Fruto da parceria entre Sioux Group, GoGamers, Blend New Research e ESPM, a PGB 2021 ouviu 12.498 pessoas em 26 estados e no Distrito Federal. As entrevistas foram realizadas entre os dias 7 e 22 de fevereiro deste ano. “À medida que passamos a ficar mais tempo em casa, o hábito de jogar se tornou recorrente e ganhou ainda mais espaço em nosso dia a dia. O distanciamento social se reflete no aumento de interesse em torno da experiência de jogar online, já que foi uma das poucas opções viáveis em tempos de confinamento”, analisa Carlos Silva, head de gaming na Go Gamers.

Ainda segundo o estudo, os smartphones são a plataforma mais utilizada para games pelos jogadores brasileiros: 41,6% preferem os games nos dispositivos móveis, ante 25,8% dos jogadores prefere os consoles domésticos. Esses dados, da realidade dos games no Brasil, se conectam com outro número, o potencial de receita previsto para os games. A estimativa é que até 2026, a indústria de games se aproxime de US$ 300 bilhões em faturamento. Somente no mobile, esse valor deve ultrapassar US$ 90 bilhões. Marcela Miranda, cofundadora da Trigg e atual sócia do fundo Seastorm Ventures, que, dentre outras startups, investe no time B4, de Free Fire, lembra também dos 2,2 bilhões de jogadores pelo mundo. “Além de grandes investimentos das big techs em consoles, plataformas, novas tecnologias e imersões, estamos diante de um mercado com muitas oportunidades, sobretudo, relacionadas à tecnologia.
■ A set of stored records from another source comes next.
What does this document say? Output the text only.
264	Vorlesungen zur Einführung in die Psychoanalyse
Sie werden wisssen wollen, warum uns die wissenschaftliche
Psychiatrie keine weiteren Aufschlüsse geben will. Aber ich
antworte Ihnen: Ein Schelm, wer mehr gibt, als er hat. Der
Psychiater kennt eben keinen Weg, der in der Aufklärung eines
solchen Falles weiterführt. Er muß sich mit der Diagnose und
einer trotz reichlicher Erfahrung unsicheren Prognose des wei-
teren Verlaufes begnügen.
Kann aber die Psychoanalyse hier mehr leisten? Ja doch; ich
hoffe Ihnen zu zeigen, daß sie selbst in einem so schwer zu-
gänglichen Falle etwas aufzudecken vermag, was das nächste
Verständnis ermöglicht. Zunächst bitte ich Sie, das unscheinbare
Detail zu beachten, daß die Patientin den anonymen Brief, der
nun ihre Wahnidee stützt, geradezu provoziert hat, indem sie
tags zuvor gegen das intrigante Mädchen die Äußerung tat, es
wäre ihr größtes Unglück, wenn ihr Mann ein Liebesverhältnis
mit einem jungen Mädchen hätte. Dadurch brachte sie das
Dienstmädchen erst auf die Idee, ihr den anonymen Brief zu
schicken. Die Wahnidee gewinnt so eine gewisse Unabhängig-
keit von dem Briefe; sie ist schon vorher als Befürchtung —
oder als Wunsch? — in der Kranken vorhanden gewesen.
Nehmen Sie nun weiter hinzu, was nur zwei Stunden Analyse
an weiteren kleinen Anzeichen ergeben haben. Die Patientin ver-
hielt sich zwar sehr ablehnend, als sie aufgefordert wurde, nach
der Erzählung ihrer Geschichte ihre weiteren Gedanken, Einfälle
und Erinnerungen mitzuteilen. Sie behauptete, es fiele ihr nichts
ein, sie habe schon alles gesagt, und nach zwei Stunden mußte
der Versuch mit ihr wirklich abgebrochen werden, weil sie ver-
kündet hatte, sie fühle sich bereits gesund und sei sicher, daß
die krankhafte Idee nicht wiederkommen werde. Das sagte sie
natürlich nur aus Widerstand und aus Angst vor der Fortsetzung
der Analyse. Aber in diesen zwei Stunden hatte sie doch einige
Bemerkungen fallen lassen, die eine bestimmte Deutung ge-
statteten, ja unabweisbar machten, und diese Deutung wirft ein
Quando afunilamos para e-sports o mercado ainda está se consolidando e tentando entender quais modelos de negócios serão vencedores”, diz Marcela.

IMERSÃO E INTERAÇÃO

O contexto identificado pela PGB e mencionado por Marcela vem possibilitando a criação de agências, consultorias e empresas especializadas em conectar os games a marcas e negócios, reforçando o marketing orientado a games. Em março, em entrevista à Fast Company Brasil, o ex-jogador Ronaldo, falou sobre a criação da Oddz Networking, holding que tem como um dos pilares principais os games. “Sempre fui muito ligado em tecnologia e seu impacto nas nossas vidas. A velocidade com que as coisas acontecem no mundo de hoje ao mesmo tempo que assusta, me fascina. Na Oddz nós vemos com muita clareza um território vasto a ser explorado nos games e queremos encontrar soluções criativas para aproveitar ao máximo as oportunidades que existem no mercado”, disse Ronaldo.

Streamers como Samira Close expressam o poder das comunidades e o papel dos influenciadores no universo gamer (Crédito: Reprodução)

Em setembro do ano passado, a Logan, empresa de publicidade orientada a mobile, trouxe a PMP.BID ao Brasil, a empresa também está presente na Argentina, México e Estados Unidos. Um de seus negócios estratégicos são as soluções de In-Game Reality Ads. De acordo com Cynthya Rodrigues, diretora de desenvolvimento de negócios na PMP.BID, o ecossistema de games se tornou muito mais diverso em termos de plataformas, o que justifica o interesse cada vez maior das marcas. “Um dos maiores desafios é a falta de conhecimento e o preconceito quanto ao inventário de games. Quando o anunciante quer iniciar uma caminhada de aproximação com os gamers, geralmente o primeiro passo é uma campanha com rewarded vídeo em jogos mobile, um formato relativamente já conhecido de todos. Para os que fazem anúncios em áudio, há a opção de spots dentro dos próprios jogos sem interromper a jogabilidade e a experiência do usuário, onde o jogo com o áudio ON é algo bastante comum e inclusive recomendado para aumentar a sensação de imersão. Existe um outro formato de vídeo ou display que está literalmente dentro dos jogos, se confundindo com o próprio game, como por exemplo um outdoor que já faz parte do cenário”, explica.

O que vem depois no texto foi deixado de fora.